The company also experienced labor unrest. The workers wanted to unionize and demanded a significant pay increase. The company was already paying the highest wages in the area, and President Parker asked the labor leaders for some time to think it over. Within 30 days, the company sold the operation. The engineering and inventory were purchased by Diamond Machine Tool Co. in Pico Rivera, CA.

==Cabinet manufacturer and industrial landlord==

At this point, the company returned its focus to getting into the kitchen cabinet business as originally planned. The company had acquired a six-acre parcel of vacant land from the Southern Pacific Co. within the area bordered by Colorado Ave., Cloverfield Blvd., Olympic Blvd., Pacific Electric Ry. and 20th Street in Santa Monica. It built its first building on the property in 1946 and moved its machine shop operations there from the Berkeley St. location.

Over the next decade, it built five more buildings on the property and a rail spur. Eventually thirteen buildings and additions were constructed. Most of these were built to lease to industrial tenants.

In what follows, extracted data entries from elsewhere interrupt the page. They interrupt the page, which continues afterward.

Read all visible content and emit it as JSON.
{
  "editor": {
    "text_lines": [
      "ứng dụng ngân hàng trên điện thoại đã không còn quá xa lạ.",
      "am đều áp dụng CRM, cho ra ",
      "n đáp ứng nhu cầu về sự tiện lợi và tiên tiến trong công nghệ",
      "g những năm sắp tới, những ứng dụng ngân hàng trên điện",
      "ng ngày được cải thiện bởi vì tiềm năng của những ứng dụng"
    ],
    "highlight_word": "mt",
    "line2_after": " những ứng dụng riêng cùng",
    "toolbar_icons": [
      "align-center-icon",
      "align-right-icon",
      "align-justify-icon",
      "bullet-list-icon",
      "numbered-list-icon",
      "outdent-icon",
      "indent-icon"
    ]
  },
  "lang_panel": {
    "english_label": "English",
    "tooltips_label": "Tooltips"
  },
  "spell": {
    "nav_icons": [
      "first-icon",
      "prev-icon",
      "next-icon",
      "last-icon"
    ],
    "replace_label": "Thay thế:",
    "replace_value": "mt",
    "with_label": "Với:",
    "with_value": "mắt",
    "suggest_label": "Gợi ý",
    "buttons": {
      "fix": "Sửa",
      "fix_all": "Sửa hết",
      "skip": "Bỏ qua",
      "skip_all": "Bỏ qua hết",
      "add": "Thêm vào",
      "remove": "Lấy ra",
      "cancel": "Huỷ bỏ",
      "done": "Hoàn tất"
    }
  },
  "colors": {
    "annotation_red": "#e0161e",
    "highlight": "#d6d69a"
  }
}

Admiral Corporation took over Midwest Mfg. Co.'s facilities in Galesburg in 1950, with Midwest becoming a wholly owned subsidiary of Admiral, but retaining its name and corporate identity. A few years later its focus shifted away from Kitchen-Kraft cabinets, and S. S. Battles asked M. Wesley Parker, Jr. if he could get by without the product. By this time, Parker Mfg. Co. had enough buildings and tenants that the answer was yes. The company got out of the manufacturing business and was solely an industrial landlord thereafter.

Tenants included L&B Mfg. Co., which manufactured and imported restaurant booths, chairs and equipment, Seeco, Inc., a machine shop, Woodland Furniture Mfg. Co., Inc., a furniture manufacturer, Precision Forge Co., a manufacturer of steel forgings, General Telephone Corp., Telic Corporation, a manufacturer of electronic chips used in calculators, and various others.

Over the years, Parker Mfg. Co. made other investments, such as purchasing an industrial building in West Los Angeles, which was leased to the Postal Service for mail storage. The company also invested in vacant land, and participated as an investor in drilling wildcat oil wells. None of the wells struck oil, but the other properties were sold at a profit.

As time went by, the land value of the Santa Monica property went up to the point where industrial buildings were no longer the best use for the land. M. Wesley Parker, Jr., the principle stockholder in the company, was aging, and the next generation of family members had no particular interest in running the company. So, it was decided to sell the property and liquidate the corporation.

The industrial buildings on Parker Mfg. Co's. six-acre site have now all been replaced by up-scale, multi-story office buildings. The Douglas Aircraft plant also no longer exists in Santa Monica, and the company itself has been absorbed by Boeing. Most of the manufacturing tenants of Parker Mfg. Co. no longer exist as business entities, and the railroad line is gone.

One of the first Parker Shears made (serial #108) is at the Orange Empire Railway Museum at Perris, CA. The machine has been rebuilt (with a new clutch) and is in use in the museum's shops.